Fill Flash - Say What You Want, but it Works

Students at Santa Rosa Junior College are preparing to return to class, so I've been on campus capturing images for the PR Dept. The weather is hot and the light is harsh. So I've been leaning on fill flash to help me tame the contrast.

IMGP8783-SRJC-08-14-19-1024.jpg Fill flash outdoors to help tame contrasty light. Photo by Derrick Story.

My preferred strobe is the Metz mecablitz 26 AF-2 Flash ($129) that's available for practically every brand of camera. It's compact, versatile, and works seamlessly with my Pentax and Olympus bodies.

The nice thing about fill flash is that you can let the gear do all of the calculations for you. In this environment, I put the camera in program mode and set the flash to TTL. The two units work together to provide me with a balanced exposure.

The results are typically very good. And for any type of environmental portrait in harsh lighting, the subjects benefit greatly from this technique.

Indoors, I often position the flash in the up position (bounce lighting), then rubber band a white business card behind the head. This creates a nice little diffused light source that's more pleasing for skin tones in flatter light.

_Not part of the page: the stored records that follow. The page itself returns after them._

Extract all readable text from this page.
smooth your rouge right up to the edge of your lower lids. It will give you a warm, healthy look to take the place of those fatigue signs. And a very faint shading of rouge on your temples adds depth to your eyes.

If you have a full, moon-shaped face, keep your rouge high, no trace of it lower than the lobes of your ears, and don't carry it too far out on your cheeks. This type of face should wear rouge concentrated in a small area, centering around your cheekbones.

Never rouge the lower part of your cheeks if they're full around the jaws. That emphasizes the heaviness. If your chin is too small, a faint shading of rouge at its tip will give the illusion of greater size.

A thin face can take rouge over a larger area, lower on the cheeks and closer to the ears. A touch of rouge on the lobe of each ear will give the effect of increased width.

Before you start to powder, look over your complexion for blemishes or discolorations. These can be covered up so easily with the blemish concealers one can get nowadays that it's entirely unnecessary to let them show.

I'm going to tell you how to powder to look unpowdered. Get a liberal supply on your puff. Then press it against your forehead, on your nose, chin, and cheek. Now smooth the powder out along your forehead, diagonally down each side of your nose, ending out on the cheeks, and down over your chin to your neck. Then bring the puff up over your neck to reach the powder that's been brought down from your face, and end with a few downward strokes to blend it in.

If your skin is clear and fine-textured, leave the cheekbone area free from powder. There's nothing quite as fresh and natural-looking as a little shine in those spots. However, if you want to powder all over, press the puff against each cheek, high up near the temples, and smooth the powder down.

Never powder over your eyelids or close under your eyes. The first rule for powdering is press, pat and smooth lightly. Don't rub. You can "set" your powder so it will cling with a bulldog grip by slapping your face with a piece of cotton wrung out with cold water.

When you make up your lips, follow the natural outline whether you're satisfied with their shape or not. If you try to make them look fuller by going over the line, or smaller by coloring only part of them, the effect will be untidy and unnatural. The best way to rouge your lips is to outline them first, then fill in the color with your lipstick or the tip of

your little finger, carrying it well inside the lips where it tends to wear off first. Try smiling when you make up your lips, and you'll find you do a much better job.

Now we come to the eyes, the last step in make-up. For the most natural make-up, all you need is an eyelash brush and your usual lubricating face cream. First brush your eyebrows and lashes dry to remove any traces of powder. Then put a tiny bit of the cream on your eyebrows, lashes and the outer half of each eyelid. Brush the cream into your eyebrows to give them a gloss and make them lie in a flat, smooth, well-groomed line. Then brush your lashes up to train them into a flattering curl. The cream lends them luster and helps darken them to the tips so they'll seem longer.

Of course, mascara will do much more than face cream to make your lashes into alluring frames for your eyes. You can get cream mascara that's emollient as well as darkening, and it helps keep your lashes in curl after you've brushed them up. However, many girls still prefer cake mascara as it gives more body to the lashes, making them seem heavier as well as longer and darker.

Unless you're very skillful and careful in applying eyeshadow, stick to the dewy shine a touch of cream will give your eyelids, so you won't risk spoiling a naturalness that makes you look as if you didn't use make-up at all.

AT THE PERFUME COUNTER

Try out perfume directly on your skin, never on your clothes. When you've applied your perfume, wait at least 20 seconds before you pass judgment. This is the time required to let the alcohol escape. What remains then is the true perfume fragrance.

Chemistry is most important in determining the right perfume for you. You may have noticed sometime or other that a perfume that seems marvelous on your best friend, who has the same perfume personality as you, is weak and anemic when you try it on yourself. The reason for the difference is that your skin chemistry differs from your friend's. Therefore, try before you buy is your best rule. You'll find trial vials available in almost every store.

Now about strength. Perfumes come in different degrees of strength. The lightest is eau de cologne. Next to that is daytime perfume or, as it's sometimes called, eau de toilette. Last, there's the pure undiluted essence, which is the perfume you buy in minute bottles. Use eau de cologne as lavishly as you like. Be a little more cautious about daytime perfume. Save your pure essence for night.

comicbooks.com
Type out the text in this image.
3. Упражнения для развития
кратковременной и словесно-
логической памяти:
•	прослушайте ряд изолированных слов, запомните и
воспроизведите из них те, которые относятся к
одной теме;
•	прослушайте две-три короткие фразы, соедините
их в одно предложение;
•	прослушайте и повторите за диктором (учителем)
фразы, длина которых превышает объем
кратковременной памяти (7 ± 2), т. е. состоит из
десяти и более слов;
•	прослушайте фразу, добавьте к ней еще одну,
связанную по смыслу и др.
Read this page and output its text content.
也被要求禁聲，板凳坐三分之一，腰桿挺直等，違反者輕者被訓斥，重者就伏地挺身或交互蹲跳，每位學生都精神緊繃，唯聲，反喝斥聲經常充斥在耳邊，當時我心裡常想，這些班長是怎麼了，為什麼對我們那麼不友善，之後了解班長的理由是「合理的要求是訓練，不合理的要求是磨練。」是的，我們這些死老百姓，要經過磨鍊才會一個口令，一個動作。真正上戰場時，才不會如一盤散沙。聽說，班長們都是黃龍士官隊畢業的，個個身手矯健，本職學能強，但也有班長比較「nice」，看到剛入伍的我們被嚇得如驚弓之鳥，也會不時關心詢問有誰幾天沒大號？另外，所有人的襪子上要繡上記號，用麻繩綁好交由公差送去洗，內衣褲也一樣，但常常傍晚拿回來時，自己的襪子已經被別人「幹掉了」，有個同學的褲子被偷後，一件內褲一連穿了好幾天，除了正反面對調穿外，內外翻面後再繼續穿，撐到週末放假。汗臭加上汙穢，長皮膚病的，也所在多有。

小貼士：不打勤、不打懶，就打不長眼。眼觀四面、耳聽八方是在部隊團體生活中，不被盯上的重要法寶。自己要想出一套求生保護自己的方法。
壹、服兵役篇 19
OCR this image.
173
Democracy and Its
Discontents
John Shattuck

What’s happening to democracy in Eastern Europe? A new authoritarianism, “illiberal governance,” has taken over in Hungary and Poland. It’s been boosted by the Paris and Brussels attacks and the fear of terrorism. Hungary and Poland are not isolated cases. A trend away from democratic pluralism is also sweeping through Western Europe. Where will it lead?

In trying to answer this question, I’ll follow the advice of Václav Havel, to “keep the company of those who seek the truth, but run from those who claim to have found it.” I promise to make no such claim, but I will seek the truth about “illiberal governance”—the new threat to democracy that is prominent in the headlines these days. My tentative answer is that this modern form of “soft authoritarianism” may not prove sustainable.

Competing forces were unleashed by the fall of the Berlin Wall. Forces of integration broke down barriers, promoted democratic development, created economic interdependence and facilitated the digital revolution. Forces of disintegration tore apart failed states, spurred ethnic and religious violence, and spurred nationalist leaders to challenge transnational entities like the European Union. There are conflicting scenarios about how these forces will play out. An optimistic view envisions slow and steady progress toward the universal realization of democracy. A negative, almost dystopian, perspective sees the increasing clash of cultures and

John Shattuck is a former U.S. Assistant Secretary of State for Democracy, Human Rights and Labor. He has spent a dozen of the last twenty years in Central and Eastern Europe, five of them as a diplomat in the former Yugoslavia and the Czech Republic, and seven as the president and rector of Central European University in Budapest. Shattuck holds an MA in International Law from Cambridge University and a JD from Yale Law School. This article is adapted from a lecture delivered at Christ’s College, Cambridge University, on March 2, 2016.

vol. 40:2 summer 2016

IMGP8814-SRJC-08-14-19-1024.jpg Fill flash indoors to augment existing light. Photo by Derrick Story.

The Metz mecablitz is smaller than my iPhone, so I can carry it in my pocket. Or better yet, just leave it on the camera.

IMG_3857.jpg Metz flash mounted on a Pentax KP. So compact, but quite powerful.

Either way, if you have to come away with good portraits in bad lighting, fill flash can save the day.